Ermeniler’in tüm kamuoyu çabasına karşın 1915 Olayları, uluslararası yasalara göre tanımlanmış kesin bir suç tanımı kapsamında olmadığı gibi, Ermeniler’e karşı kasıtlı bir soykırım özeliği taşıyan yasal bir dayanağa da sahip değildir.
1915 Olayları geçmiş raporların aksine daha komplike bir olaylar bütünüdür.
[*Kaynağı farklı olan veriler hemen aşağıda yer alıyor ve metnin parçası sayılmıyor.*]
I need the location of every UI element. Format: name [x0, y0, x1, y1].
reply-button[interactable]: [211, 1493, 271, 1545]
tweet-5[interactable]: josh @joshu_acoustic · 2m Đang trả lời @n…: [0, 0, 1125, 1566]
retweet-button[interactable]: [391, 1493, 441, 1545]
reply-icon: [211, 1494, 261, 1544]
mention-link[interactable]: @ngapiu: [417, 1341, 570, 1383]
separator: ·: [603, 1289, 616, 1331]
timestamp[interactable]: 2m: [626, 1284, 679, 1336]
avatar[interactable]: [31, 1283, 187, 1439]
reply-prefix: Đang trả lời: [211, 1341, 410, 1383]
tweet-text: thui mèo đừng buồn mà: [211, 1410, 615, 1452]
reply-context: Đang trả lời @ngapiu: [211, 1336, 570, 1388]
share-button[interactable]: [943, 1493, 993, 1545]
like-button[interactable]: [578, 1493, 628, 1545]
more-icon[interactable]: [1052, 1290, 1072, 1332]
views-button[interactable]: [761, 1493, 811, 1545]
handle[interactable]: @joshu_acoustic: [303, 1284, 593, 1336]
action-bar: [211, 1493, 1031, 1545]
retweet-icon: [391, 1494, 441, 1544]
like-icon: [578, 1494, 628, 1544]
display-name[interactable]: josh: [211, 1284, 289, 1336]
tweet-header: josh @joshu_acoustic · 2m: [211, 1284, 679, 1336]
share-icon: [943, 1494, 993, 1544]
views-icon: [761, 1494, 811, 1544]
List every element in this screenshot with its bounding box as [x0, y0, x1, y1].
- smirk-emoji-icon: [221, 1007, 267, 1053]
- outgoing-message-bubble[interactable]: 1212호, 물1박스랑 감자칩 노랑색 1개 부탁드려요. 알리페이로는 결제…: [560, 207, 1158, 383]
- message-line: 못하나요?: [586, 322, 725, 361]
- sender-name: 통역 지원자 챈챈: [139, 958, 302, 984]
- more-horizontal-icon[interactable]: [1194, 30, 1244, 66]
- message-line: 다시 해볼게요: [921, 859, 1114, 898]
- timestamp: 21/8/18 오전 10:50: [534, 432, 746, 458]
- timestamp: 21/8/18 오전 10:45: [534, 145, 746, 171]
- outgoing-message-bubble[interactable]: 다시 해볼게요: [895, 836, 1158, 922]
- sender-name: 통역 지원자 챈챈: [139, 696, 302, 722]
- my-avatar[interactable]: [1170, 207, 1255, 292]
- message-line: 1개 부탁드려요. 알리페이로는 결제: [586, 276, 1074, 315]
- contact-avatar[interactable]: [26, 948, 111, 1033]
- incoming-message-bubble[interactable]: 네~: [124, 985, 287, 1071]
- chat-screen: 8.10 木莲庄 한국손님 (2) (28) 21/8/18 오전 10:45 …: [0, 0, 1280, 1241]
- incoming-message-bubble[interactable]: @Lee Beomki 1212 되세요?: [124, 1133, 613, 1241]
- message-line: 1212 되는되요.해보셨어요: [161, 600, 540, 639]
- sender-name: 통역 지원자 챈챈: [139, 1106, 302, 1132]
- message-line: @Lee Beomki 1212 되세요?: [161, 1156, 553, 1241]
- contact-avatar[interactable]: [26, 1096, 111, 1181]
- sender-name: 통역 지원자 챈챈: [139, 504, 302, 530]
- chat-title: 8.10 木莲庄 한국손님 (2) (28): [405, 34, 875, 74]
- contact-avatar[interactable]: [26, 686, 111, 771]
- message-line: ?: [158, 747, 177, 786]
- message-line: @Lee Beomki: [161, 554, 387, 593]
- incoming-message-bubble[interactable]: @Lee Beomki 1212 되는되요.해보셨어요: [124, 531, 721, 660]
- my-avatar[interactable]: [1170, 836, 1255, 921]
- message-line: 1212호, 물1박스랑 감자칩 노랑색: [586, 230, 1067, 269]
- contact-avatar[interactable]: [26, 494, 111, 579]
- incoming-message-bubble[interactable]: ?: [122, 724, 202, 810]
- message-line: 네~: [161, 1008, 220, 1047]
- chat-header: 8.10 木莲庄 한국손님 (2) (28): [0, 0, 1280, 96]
Ve dahası, eldeki senaryonun Ermeni Lobisi’nin bizim inanmamızı beklediği kadar basit olmadığını bilmemiz gerekmektedir.
Güçlü ve iyi finanse edilen Ermeni Diasporası’nın öne sürdüğü propaganda dışında, 1915’te süregelen olaylar, çatışmanın her iki tarafında da birçok yaşam kaybına yol açtı. Ermeniler’in yaşadığı acıları azaltamayacağımızı bilerek, birçok Türk, Kürt ve Arap’ın da bu anlaşmazlıkta yaşamını kaybettiğini kabullenmek zorundayız.
Yüzyıla yakın bir süredir, Ermeni Lobisi bu olayları, kasıtlı ve planlanmış bir soykırım girişimi – uluslararası hukukça tanınan belirli bir suç olarak tanımlamaya çalıştı. Oysa gerçeklerden bu kadar uzak bir tanımlama, tarihin geniş perspektifinden de oldukça uzakta kalıyor.
Nihayetinde, uluslararası mahkemeler bu trajik olayları asla soykırım olarak tanımadılar. Ermeni Lobisi’nin 100 yıldır gerçekleri saptırmasının aksine, tarih ve kanunlar nezdinde 1915 Trajedisi üzerine soykırım olması yönünde varılan hukuki bir fikir birliği yoktur. Artık propagandayı aşıp, gerçekleri görmenin zamanıdır.